Еюноскоп проводят через пищевод, желудок и двенадцатиперстную кишку по обычной методике. При пассаже аппарата по тонкой кишке в дистальном направлении каждые 10-15 см определяют изгибы кишки, преодолеваемые ротационными движениями корпуса аппарата. Интестиноскопия на различном расстоянии от связки Трейца имеет особенности.
Так, если при нормальном положении желудка проведение аппарата на глубине 10-15 см ниже связки Трейца, как правило, не сопровождается какими-либо трудностями, то дальнейшее его проведение на расстояние от 30 до 100 см ниже связки требует осторожных ротационных движений корпуса аппарата, подтягивания его вверх с последующим присбориванием кишки на аппарате, особенно в местах изгибов.

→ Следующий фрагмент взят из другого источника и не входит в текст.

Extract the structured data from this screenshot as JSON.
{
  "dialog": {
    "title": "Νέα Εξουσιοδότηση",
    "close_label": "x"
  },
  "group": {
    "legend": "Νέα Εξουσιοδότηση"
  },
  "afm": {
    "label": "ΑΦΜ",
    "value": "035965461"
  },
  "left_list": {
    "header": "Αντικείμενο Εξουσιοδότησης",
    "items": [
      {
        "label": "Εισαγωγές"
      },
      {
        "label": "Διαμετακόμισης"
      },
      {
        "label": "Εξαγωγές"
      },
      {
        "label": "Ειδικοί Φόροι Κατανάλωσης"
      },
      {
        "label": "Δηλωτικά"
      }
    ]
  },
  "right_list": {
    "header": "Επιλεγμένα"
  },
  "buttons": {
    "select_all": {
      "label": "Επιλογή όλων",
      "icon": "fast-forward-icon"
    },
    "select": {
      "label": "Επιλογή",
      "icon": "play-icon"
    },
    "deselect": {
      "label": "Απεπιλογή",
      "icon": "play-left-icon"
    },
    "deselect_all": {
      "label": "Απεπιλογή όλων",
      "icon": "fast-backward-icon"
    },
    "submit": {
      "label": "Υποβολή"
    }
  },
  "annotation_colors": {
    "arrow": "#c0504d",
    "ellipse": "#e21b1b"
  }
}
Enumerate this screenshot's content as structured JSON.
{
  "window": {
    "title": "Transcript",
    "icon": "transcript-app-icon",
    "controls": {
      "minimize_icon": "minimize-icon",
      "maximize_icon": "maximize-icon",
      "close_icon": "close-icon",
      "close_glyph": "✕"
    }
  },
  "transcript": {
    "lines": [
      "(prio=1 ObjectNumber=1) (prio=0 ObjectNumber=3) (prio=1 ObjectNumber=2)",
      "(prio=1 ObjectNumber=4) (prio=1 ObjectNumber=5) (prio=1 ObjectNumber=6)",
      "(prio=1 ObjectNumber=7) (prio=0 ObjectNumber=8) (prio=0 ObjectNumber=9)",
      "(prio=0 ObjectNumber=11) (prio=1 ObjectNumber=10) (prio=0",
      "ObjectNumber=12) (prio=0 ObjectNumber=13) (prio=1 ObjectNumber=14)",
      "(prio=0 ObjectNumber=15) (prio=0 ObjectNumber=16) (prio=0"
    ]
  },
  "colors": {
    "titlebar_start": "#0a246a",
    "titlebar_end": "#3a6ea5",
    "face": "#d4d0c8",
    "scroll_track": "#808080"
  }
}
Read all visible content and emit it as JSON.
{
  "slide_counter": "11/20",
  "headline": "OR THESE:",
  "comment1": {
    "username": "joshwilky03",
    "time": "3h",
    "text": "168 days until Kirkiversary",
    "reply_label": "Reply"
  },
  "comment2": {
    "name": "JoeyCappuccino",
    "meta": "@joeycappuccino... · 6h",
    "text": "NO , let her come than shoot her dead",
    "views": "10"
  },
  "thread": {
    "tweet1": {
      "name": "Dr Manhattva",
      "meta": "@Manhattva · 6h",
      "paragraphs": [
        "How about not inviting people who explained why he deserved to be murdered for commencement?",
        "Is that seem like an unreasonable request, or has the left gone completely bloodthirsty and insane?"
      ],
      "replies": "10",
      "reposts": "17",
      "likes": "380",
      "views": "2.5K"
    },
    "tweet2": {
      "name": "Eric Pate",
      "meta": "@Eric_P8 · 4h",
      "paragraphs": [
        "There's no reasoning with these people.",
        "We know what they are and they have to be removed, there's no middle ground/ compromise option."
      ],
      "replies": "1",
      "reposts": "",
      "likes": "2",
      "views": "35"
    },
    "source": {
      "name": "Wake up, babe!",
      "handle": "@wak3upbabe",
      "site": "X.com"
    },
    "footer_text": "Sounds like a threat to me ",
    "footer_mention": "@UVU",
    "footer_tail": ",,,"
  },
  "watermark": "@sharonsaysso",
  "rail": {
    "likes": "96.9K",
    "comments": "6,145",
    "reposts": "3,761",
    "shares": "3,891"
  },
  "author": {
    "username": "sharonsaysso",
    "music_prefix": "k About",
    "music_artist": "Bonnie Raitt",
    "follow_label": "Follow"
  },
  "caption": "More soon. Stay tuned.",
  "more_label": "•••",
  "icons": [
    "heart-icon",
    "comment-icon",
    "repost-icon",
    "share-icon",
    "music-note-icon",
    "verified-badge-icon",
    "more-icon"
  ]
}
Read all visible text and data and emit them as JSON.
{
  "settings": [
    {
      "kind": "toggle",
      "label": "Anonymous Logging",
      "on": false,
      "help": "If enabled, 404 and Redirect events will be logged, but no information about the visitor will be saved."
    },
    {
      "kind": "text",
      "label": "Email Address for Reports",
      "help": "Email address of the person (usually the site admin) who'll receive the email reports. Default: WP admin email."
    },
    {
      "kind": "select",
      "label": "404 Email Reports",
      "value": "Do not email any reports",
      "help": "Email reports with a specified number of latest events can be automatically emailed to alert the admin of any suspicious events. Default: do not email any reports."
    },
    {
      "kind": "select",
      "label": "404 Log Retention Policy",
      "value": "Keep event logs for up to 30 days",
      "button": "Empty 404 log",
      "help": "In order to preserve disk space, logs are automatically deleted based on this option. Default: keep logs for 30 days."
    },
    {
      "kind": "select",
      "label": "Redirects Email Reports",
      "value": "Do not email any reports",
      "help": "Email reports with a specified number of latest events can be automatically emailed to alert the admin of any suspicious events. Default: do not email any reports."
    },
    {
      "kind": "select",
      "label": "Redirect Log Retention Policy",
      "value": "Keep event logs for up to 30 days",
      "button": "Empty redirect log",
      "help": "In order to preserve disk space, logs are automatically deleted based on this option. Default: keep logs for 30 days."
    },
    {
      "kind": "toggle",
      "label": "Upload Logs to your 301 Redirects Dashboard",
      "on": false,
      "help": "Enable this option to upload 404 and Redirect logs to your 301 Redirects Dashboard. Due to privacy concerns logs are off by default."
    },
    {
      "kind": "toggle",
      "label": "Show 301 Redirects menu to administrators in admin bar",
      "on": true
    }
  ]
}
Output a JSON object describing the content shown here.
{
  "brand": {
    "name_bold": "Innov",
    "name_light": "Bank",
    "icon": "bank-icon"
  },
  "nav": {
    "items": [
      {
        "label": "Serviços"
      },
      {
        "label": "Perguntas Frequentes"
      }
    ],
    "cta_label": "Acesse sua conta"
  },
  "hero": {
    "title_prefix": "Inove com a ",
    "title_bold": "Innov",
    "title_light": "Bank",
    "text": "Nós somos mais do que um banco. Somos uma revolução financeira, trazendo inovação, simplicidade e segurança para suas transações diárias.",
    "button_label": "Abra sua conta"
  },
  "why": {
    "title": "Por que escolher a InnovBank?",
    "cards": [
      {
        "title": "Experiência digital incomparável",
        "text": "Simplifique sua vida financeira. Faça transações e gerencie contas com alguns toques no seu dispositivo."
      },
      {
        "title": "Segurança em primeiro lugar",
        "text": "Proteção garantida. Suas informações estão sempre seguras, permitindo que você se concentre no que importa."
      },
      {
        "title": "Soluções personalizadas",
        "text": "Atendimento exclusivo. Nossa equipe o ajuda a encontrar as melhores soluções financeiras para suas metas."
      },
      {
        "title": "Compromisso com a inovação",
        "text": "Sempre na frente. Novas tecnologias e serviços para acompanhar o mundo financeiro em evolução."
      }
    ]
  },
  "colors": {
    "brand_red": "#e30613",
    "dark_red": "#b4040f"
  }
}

Следует отметить, что проведение управляемого эндоскопа по тонкой кишке более чем на 100 см встречает значительные трудности вследствие невозможности удержать присборенную кишку на корпусе аппарата. Осмотр тонкой кишки осуществляют при продвижении аппарата вперед, так как извлечение его сопровождается быстрым соскальзыванием присборенной кишки с тела эндоскопа, что затрудняет ее детальный осмотр. Конечное положение еюноскопа в кишке регистрируют рентгенологически.
Интестиноскопия неуправляемым аппаратом зондового типа. Исследование сложное, трудоемкое и требует согласованной работы эндоскопистов и рентгенологов.
Методика введения этого аппарата сходна с методикой проведения по кишке длинных кишечных зондов. Через рот аппарат пассивно вводят в желудок. В этот момент больной находится в положении сидя. После того как рентгенологически установлено нахождение аппарата в желудке, больного укладывают на правый бок для более легкого прохождения головки аппарата через привратник в двенадцатиперстную кишку. Это наиболее ответственный момент.
Необходим частый рентгенологический контроль за положением аппарата во избежание сворачивания его в желудке и узлообразования. После прохождения аппарата в двенадцатиперстную кишку раздувают баллон, расположенный на дистальном конце аппарата. В дальнейшем продвижение эндоскопа осуществляется пассивно под влиянием перистальтики тонкой кишки.
После преодоления связки Трейца и попадания аппарата в тощую кишку рентгенологический контроль осуществляют через каждые 30-40 мин при постоянном эндоскопическом контроле либо визуально, либо на экране телевизора. Для ускорения пассажа по тонкой кишке изменяют положение больного, степень наполнения баллона на дистальном конце аппарата, производят легкое подтягивание эндоскопа.
Исследование считается законченным при достижении терминального отдела подвздошной кишки либо при длительной (более 30 мин) остановке эндоскопа на каком-либо уровне. Перед извлечением аппарата больному внутривенно вводят раствор платифиллина или атропина в возрастной дозировке и удаляют воздух из баллона. Аппарат извлекают медленно, непрерывно осматривая тонкую кишку.